The Bronx had been steaming for just about three hours, and must have made about forty miles, as he hastily figured up the run in his mind.
"How was the weather when you left the deck, Mr.Flint ?" asked the commander.
"Clear as a bell, and bright starlight," replied the executive officer.
"Not a night for blockade runners," added the captain.
"No, sir." "The sail is reported on the port bow, which looks as though she might be coming in from sea," continued Christy, as he went into his stateroom with his navy revolver in his hand.
He put the formidable weapon back into the drawer from which he had taken it; but the lesson of the evening had made a strong impression on his mind.
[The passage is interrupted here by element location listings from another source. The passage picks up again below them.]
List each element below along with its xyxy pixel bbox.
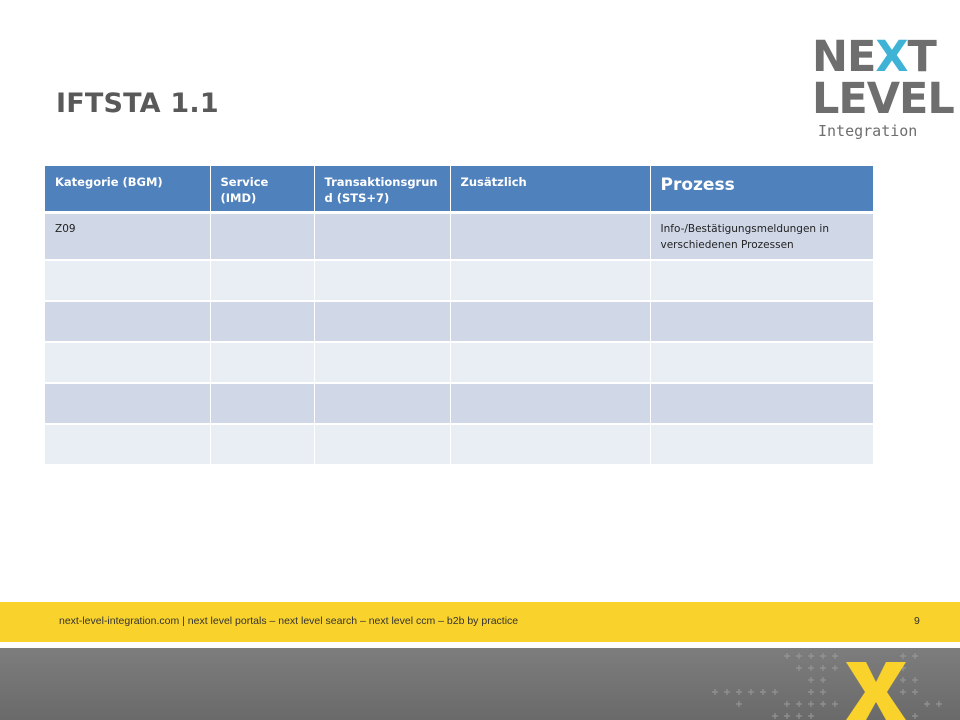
table-cell: [450, 213, 650, 261]
table-cell: [314, 342, 450, 383]
footer-text: next-level-integration.com | next level portals – next level search – next level ccm – b2b by practice: [59, 615, 519, 627]
table-row: [45, 383, 873, 424]
logo-line-integration: Integration: [818, 122, 918, 140]
table-cell: [650, 342, 873, 383]
table-cell: [210, 260, 314, 301]
table-cell: [450, 301, 650, 342]
plus-pattern-and-x-icon: [0, 648, 960, 720]
table-cell: [210, 213, 314, 261]
table-cell: [650, 383, 873, 424]
table-cell: [210, 342, 314, 383]
mapping-table: [45, 166, 873, 464]
header-service: Service (IMD): [210, 166, 314, 213]
table-cell: [450, 342, 650, 383]
table-cell: [210, 383, 314, 424]
table-cell: [314, 213, 450, 261]
table-cell: [45, 383, 210, 424]
header-kategorie: Kategorie (BGM): [45, 166, 210, 213]
table-cell: [45, 342, 210, 383]
table-cell: [314, 383, 450, 424]
table-cell: [210, 301, 314, 342]
table-cell: [650, 424, 873, 464]
footer-band: [0, 602, 960, 642]
table-row: [45, 342, 873, 383]
table-cell: [650, 301, 873, 342]
table-cell: [314, 301, 450, 342]
table-row: [45, 213, 873, 261]
header-prozess: Prozess: [650, 166, 873, 213]
table-row: [45, 260, 873, 301]
table-cell: [650, 260, 873, 301]
logo-line-level: LEVEL: [812, 74, 954, 124]
header-transaktionsgrund: Transaktionsgrun d (STS+7): [314, 166, 450, 213]
table-cell: [210, 424, 314, 464]
yellow-x-icon: [846, 662, 906, 720]
table-cell: [450, 424, 650, 464]
header-zusaetzlich: Zusätzlich: [450, 166, 650, 213]
next-level-integration-logo: [812, 32, 954, 140]
table-cell: [450, 383, 650, 424]
table-cell: [45, 260, 210, 301]
table-header-row: [45, 166, 873, 213]
table-row: [45, 424, 873, 464]
table-cell: [45, 424, 210, 464]
table-row: [45, 301, 873, 342]
logo-line-next: NEXT: [812, 32, 936, 82]
table-cell: [450, 260, 650, 301]
slide-title: IFTSTA 1.1: [56, 88, 219, 119]
table-cell: [314, 260, 450, 301]
logo-x-accent: X: [875, 32, 908, 82]
bottom-decoration-band: [0, 648, 960, 720]
table-cell: Z09: [45, 213, 210, 261]
page-number: 9: [914, 615, 920, 627]
table-cell: [45, 301, 210, 342]
table-cell: [314, 424, 450, 464]
table-cell: Info-/Bestätigungsmeldungen in verschiedenen Prozessen: [650, 213, 873, 261]
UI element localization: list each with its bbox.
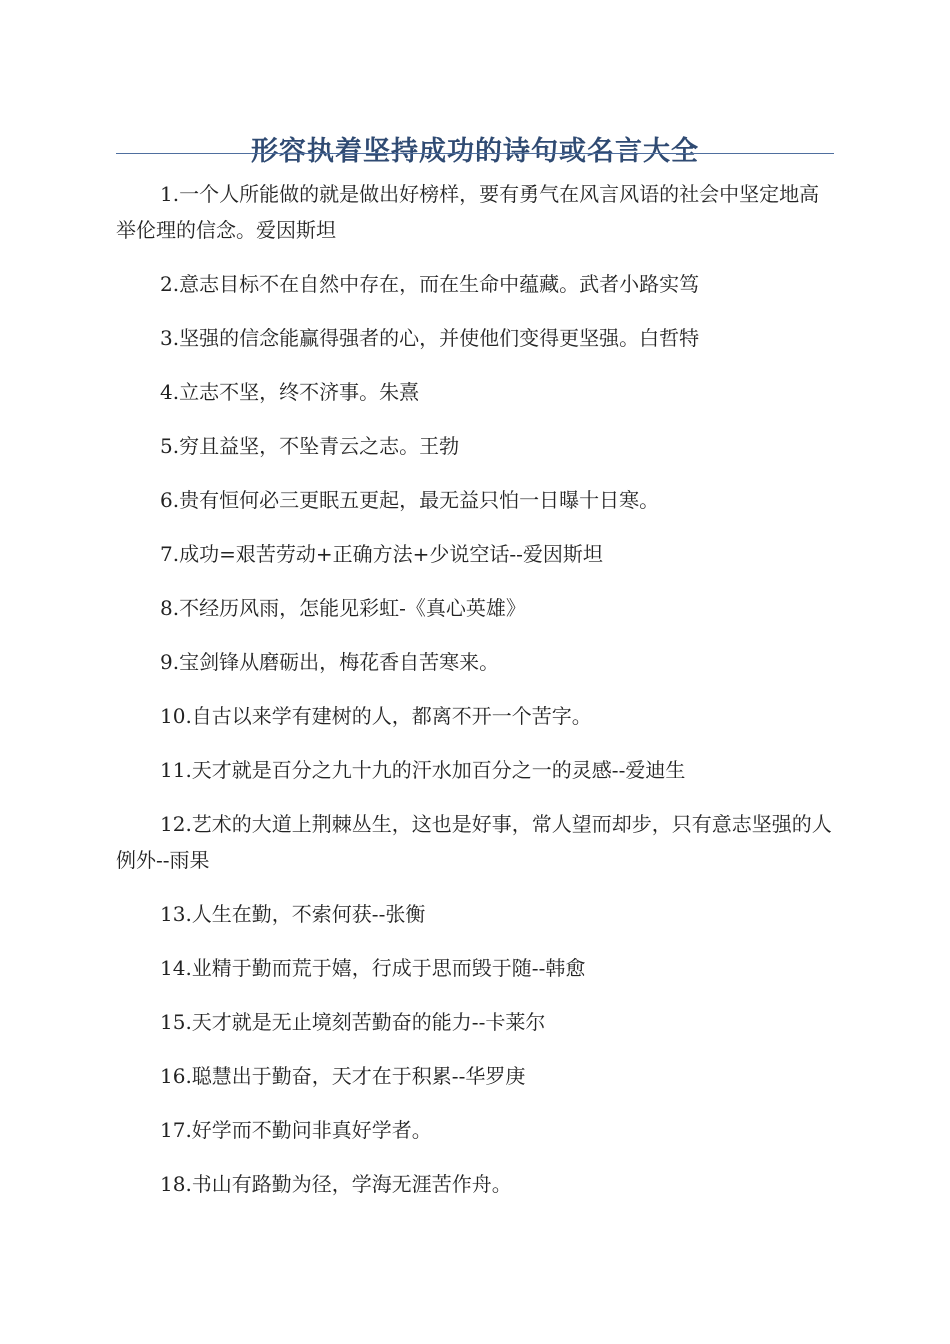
quote-list xyxy=(116,176,834,1220)
quote-item-15: 15.天才就是无止境刻苦勤奋的能力--卡莱尔 xyxy=(160,1010,546,1034)
quote-item-16: 16.聪慧出于勤奋，天才在于积累--华罗庚 xyxy=(160,1064,526,1088)
quote-item-4: 4.立志不坚，终不济事。朱熹 xyxy=(160,380,420,404)
quote-item-9: 9.宝剑锋从磨砺出，梅花香自苦寒来。 xyxy=(160,650,500,674)
quote-item-18: 18.书山有路勤为径，学海无涯苦作舟。 xyxy=(160,1172,512,1196)
quote-item-13: 13.人生在勤，不索何获--张衡 xyxy=(160,902,426,926)
quote-item-10: 10.自古以来学有建树的人，都离不开一个苦字。 xyxy=(160,704,592,728)
page-title: 形容执着坚持成功的诗句或名言大全 xyxy=(251,136,699,168)
quote-item-8: 8.不经历风雨，怎能见彩虹-《真心英雄》 xyxy=(160,596,526,620)
quote-item-11: 11.天才就是百分之九十九的汗水加百分之一的灵感--爱迪生 xyxy=(160,758,686,782)
quote-item-14: 14.业精于勤而荒于嬉，行成于思而毁于随--韩愈 xyxy=(160,956,586,980)
quote-item-17: 17.好学而不勤问非真好学者。 xyxy=(160,1118,432,1142)
quote-item-12: 12.艺术的大道上荆棘丛生，这也是好事，常人望而却步，只有意志坚强的人例外--雨果 xyxy=(116,812,832,872)
quote-item-3: 3.坚强的信念能赢得强者的心，并使他们变得更坚强。白哲特 xyxy=(160,326,700,350)
quote-item-6: 6.贵有恒何必三更眠五更起，最无益只怕一日曝十日寒。 xyxy=(160,488,660,512)
quote-item-7: 7.成功=艰苦劳动+正确方法+少说空话--爱因斯坦 xyxy=(160,542,603,566)
title-underline xyxy=(116,153,834,154)
quote-item-1: 1.一个人所能做的就是做出好榜样，要有勇气在风言风语的社会中坚定地高举伦理的信念。爱因斯坦 xyxy=(116,182,820,242)
quote-item-2: 2.意志目标不在自然中存在，而在生命中蕴藏。武者小路实笃 xyxy=(160,272,700,296)
quote-item-5: 5.穷且益坚，不坠青云之志。王勃 xyxy=(160,434,460,458)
Though he had permitted Captain Flanger to believe that he was not at all disturbed by his presence in his cabin, and had kept up the humor with which the intruder had introduced himself, yet he had felt a sense of humiliation through the whole of the scene.

It was a new thing to be confronted by an enemy in his own cabin; and the privateersman, armed with two heavy revolvers, had all the advantage, while neither he nor the steward had a weapon of any kind.
With even an ordinary revolver in his hip pocket, he would not have been helpless, and he might have saved himself without requiring this service of the steward.

Opening his valise, he took from it a smaller revolver, and put it in his hip pocket, which he had never used for any other purpose; and he resolved not to be caught again in an unarmed condition, even when no danger was apparent.